After two years he left to work at Fairfield Shipyard as an apprentice template maker for one guinea a week. At that time, the Shipyard employed thousands of men and Mr Thomas can well remember Fairfield constructing six ships for the Italian Government, each one 10,000 tons. Eventually they turned over to more construction work involving welding, which didn’t need as many workers.
He was employed there for 53 years and progressed to owning a motorbike to go to work, in fact he had three motorbikes before he proudly owned a car. His working hours were from 7.30 am – 5 pm Monday to Friday and in later years when there only three template workers left at Fairfield, he worked 10 years for 7 days a week but came home for his Sunday dinner! Most people took their own sandwiches to work, but there was a canteen.

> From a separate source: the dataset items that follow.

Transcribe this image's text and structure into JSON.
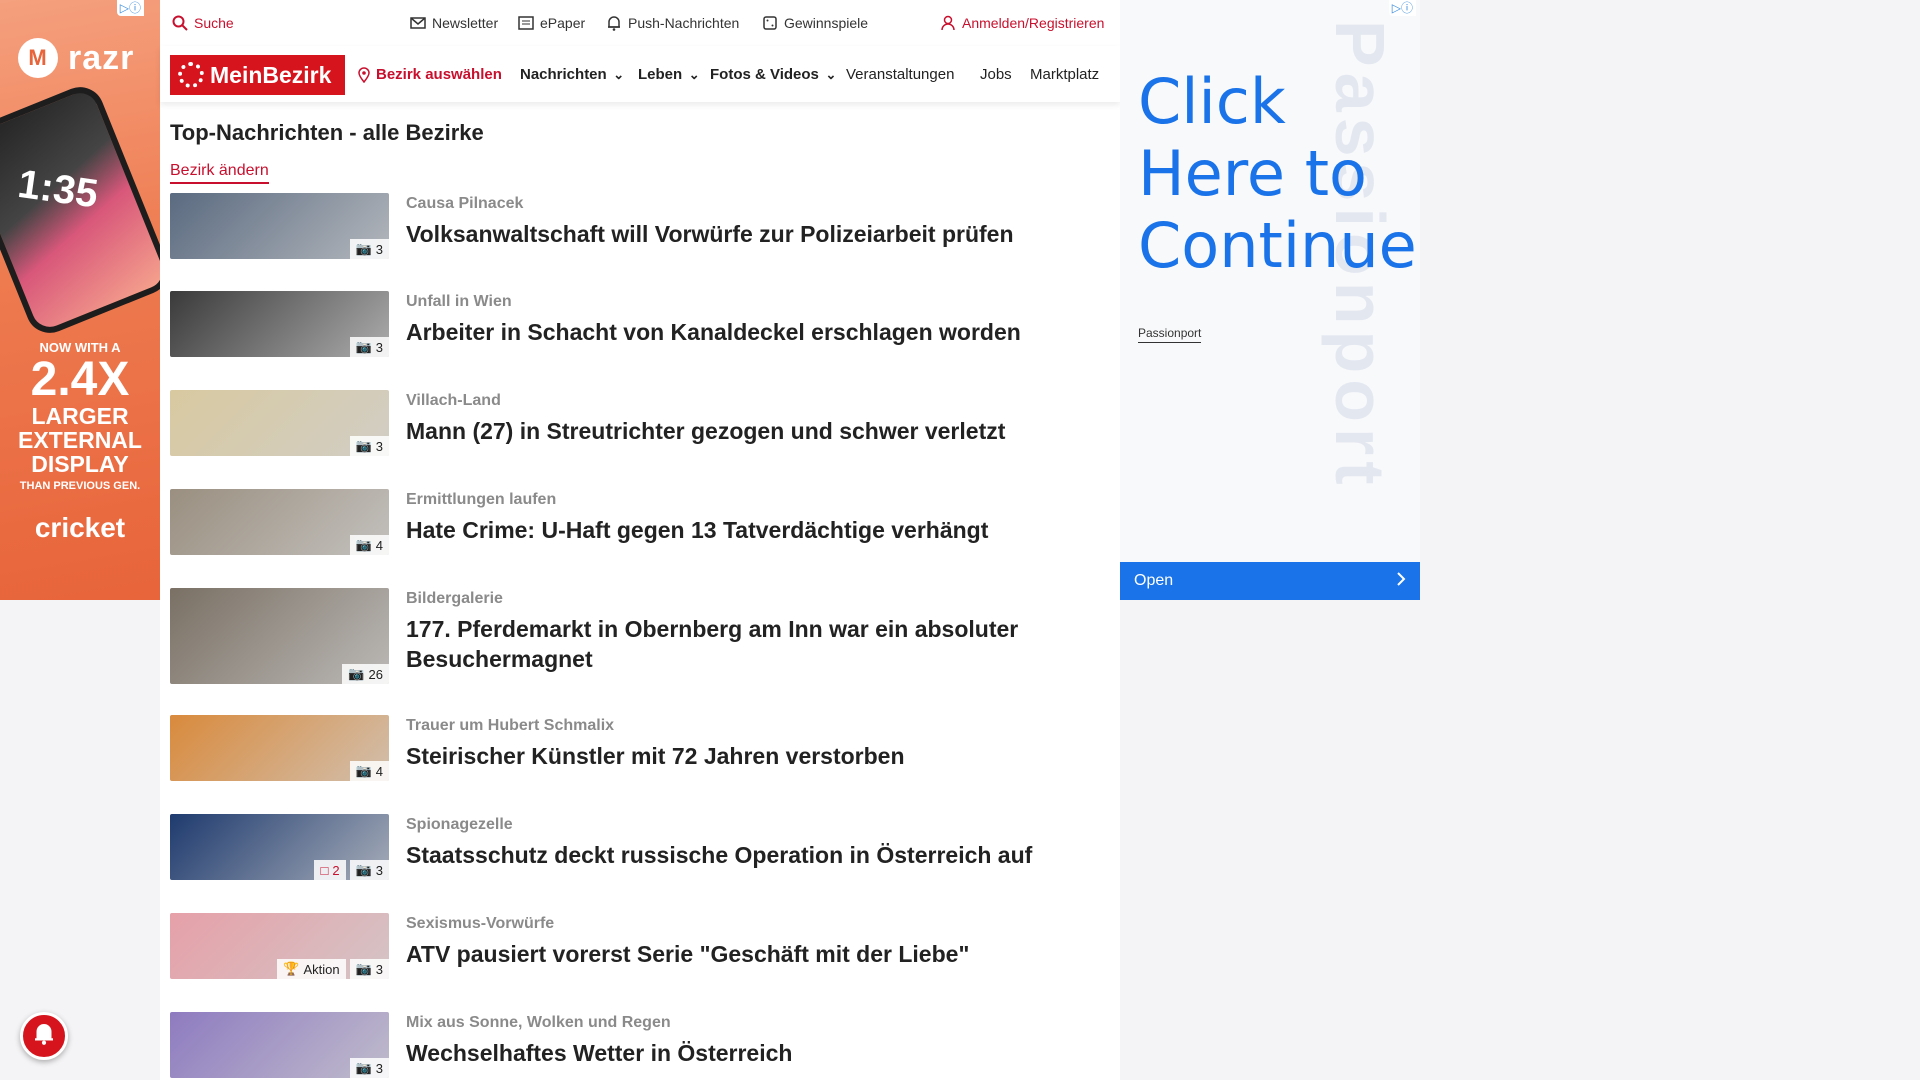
{
  "left_ad": {
    "adchoices": "▷ⓘ",
    "brand": "razr",
    "phone_time": "1:35",
    "line1": "NOW WITH A",
    "line2": "2.4X",
    "line3": "LARGER",
    "line4": "EXTERNAL",
    "line5": "DISPLAY",
    "line6": "THAN PREVIOUS GEN.",
    "sponsor": "cricket"
  },
  "utility": {
    "search": "Suche",
    "newsletter": "Newsletter",
    "epaper": "ePaper",
    "push": "Push-Nachrichten",
    "games": "Gewinnspiele",
    "login": "Anmelden/Registrieren"
  },
  "nav": {
    "logo": "MeinBezirk",
    "district": "Bezirk auswählen",
    "items": [
      "Nachrichten",
      "Leben",
      "Fotos & Videos",
      "Veranstaltungen",
      "Jobs",
      "Marktplatz"
    ]
  },
  "main": {
    "heading": "Top-Nachrichten - alle Bezirke",
    "change_district": "Bezirk ändern"
  },
  "articles": [
    {
      "kicker": "Causa Pilnacek",
      "title": "Volksanwaltschaft will Vorwürfe zur Polizeiarbeit prüfen",
      "images": "3",
      "comments": "",
      "action": "",
      "thumb": "#5a6a80"
    },
    {
      "kicker": "Unfall in Wien",
      "title": "Arbeiter in Schacht von Kanaldeckel erschlagen worden",
      "images": "3",
      "comments": "",
      "action": "",
      "thumb": "#3a3a3a"
    },
    {
      "kicker": "Villach-Land",
      "title": "Mann (27) in Streutrichter gezogen und schwer verletzt",
      "images": "3",
      "comments": "",
      "action": "",
      "thumb": "#d8c9a0"
    },
    {
      "kicker": "Ermittlungen laufen",
      "title": "Hate Crime: U-Haft gegen 13 Tatverdächtige verhängt",
      "images": "4",
      "comments": "",
      "action": "",
      "thumb": "#9a8f80"
    },
    {
      "kicker": "Bildergalerie",
      "title": "177. Pferdemarkt in Obernberg am Inn war ein absoluter Besuchermagnet",
      "images": "26",
      "comments": "",
      "action": "",
      "thumb": "#7a7064"
    },
    {
      "kicker": "Trauer um Hubert Schmalix",
      "title": "Steirischer Künstler mit 72 Jahren verstorben",
      "images": "4",
      "comments": "",
      "action": "",
      "thumb": "#d98a3c"
    },
    {
      "kicker": "Spionagezelle",
      "title": "Staatsschutz deckt russische Operation in Österreich auf",
      "images": "3",
      "comments": "2",
      "action": "",
      "thumb": "#1e3a6e"
    },
    {
      "kicker": "Sexismus-Vorwürfe",
      "title": "ATV pausiert vorerst Serie \"Geschäft mit der Liebe\"",
      "images": "3",
      "comments": "",
      "action": "Aktion",
      "thumb": "#e6a0a8"
    },
    {
      "kicker": "Mix aus Sonne, Wolken und Regen",
      "title": "Wechselhaftes Wetter in Österreich",
      "images": "3",
      "comments": "",
      "action": "",
      "thumb": "#8e7bc0"
    }
  ],
  "right_ad": {
    "adchoices": "▷ⓘ",
    "headline": "Click Here to Continue",
    "sponsor": "Passionport",
    "watermark": "Passionport",
    "button": "Open"
  }
}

Mrs Bill Thomas was born in Llanishen, near Chepstow, where her father was a cobbler. Sometimes they would go with their daughter for a holiday in Herefordshire, but in later years they went on a coach tour to Germany, Switzerland and Austria.
When young, Mr Thomas attended Sunday School which was held in Shirenewton Church and which was attended by many Children.
Later on he became a bell ringer and was in the choir for over 20 years; at that time the bell ringers used to ring in the New Year.
When Mr and Mrs Bill Thomas were first married they lived for one month in their parents’ home and then moved to Hawthorn Cottage, where they lived for 20 years. After that he built his own bungalow in which he now lives and has lived there for 30 years.
Mr Thomas well remembers carrying water in two square buckets in a very dry summer from the well in Horsemeadow Field, the Spout, or Cox’s Well.